Isocost line

Isocost line

The isocost line displays all the different combinations of inputs that can purchase for a given cost. Typically, we put the amount of capital on the y-axis and the amount of labour on the x-axis. The isocost line is very similar to the budget constraint.

The equation for the isocost line is defined as costs (C) equals the returns to labour, wage (w) multiplied by labour (L) plus the returns to capital, rental rate of capital (r) multiplied by capital (K) such that:

C = wL + rK

This also shows us why we use “K” to denote capital, as we reserve “C” for costs. The isocost line can be re-arranged such that:

rk = C - wL

k = \frac{C}{r} - \frac{w}{r}L

This tells us that the slope of the isocost line is equal to the wage-rental ratio.

Isocost example

Suppose that we had the example where costs were $10 and the wage and rental rate were $1 each. The isocost equation would be:

 $10 = $10k + $1L

If we re-arranged it, it would be:

 K= $10 - $1L

The “isocost line” is when we graph this cost equation, with capital (K) on the y-axis and labour (L) on the x-axis as follows:

isocost line

We can see that if there was no labour to be used, the total amount of capital that can be used is 10 units. This can easily be confirmed because  $1 * 10 = $10. Conversely, if there was no capital used then there would be 10 units of labour used. Finally, suppose that the firm wished to use capital and labour in equal proportions. In this case, we would substitute in K = L into our cost equation such that:

 $10 = $1*L + $1L

 $10 = 2L

 L = 5

Thus we would have the firm using 5 units of labour and 5 units of capital.
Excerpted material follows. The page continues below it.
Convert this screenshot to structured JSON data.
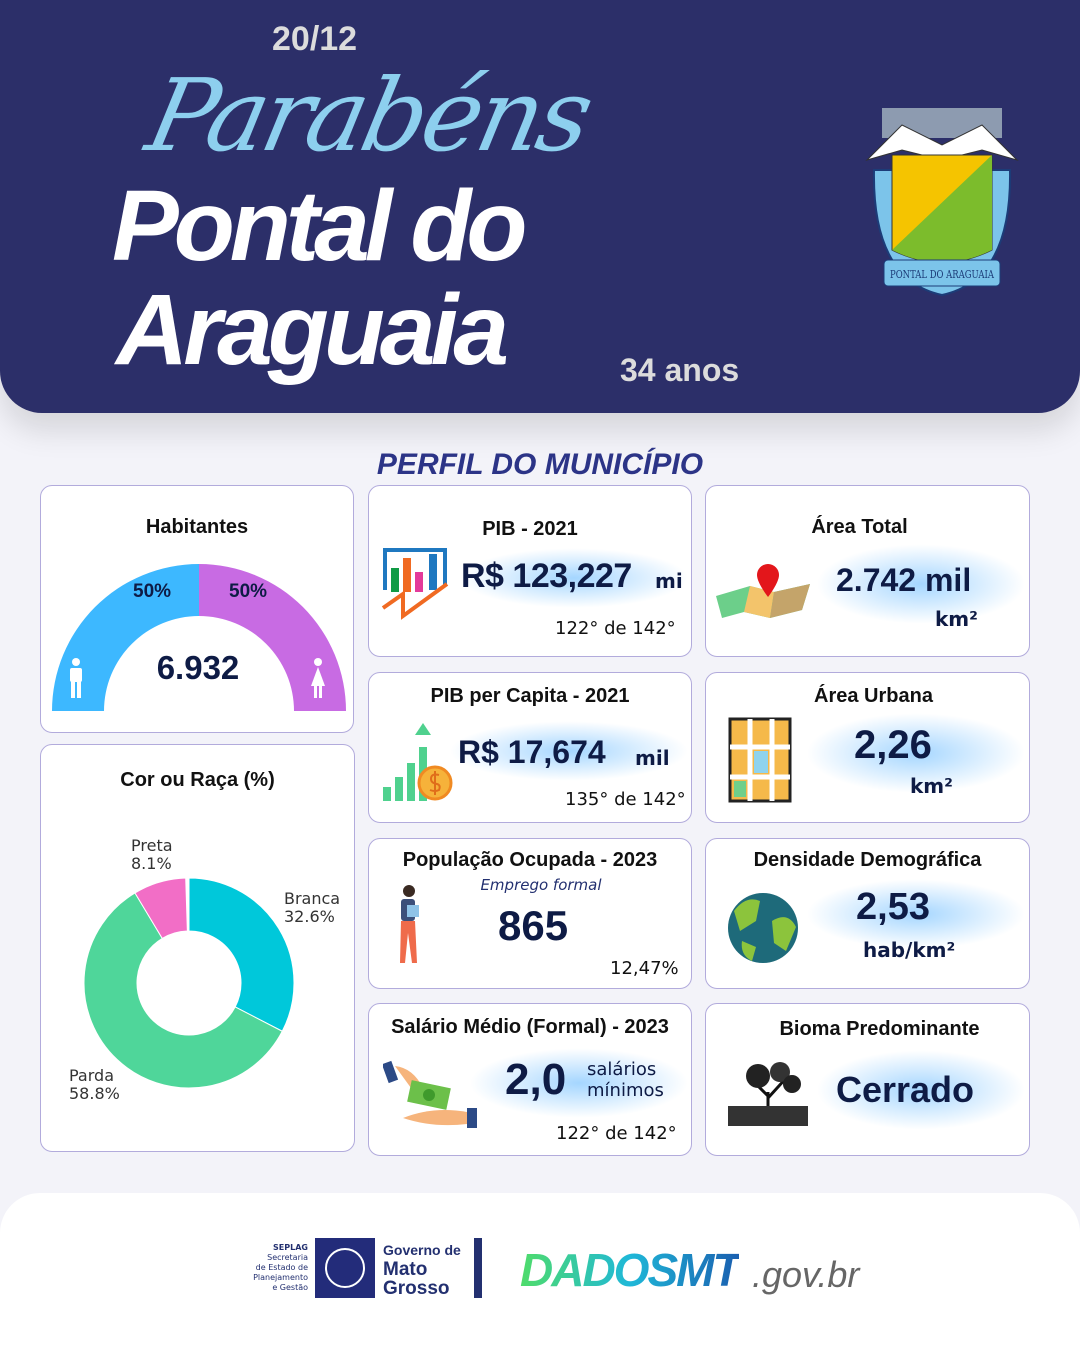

Effect of a wage increase on isocost line?

Suppose that the wage rate was to increase from $1 for a unit of labor to $2 per a unit of labour. The new cost equation becomes:

 $10 = $1K + $2W

Again we can re-write this with K on the y-axis, such that:

 K = 10 - $2W

We can see now that the wage-rent ratio has increased. This causes the isocost line to become steeper. The graph of the new isocost line is represented by the blue line in the diagram.

Again, we can see that if the firm only wishes to use capital they will still use 10 units of capital. However, if they now only use labour they will only be able to afford 5 units, as $2 * 5 = $10. Finally, if they wish to use capital and labour in fixed proportions again, such that L = K then we would have:

 $10 = $1*L + $2L

 $10 = 3L

 L = 3.33

Thus in total, we would have K = 3.33 and L = 3.33. In these circumstances, even though the price of capital has remained unchanged, the amount of it used would still be reduced because of the increase in the wage rate.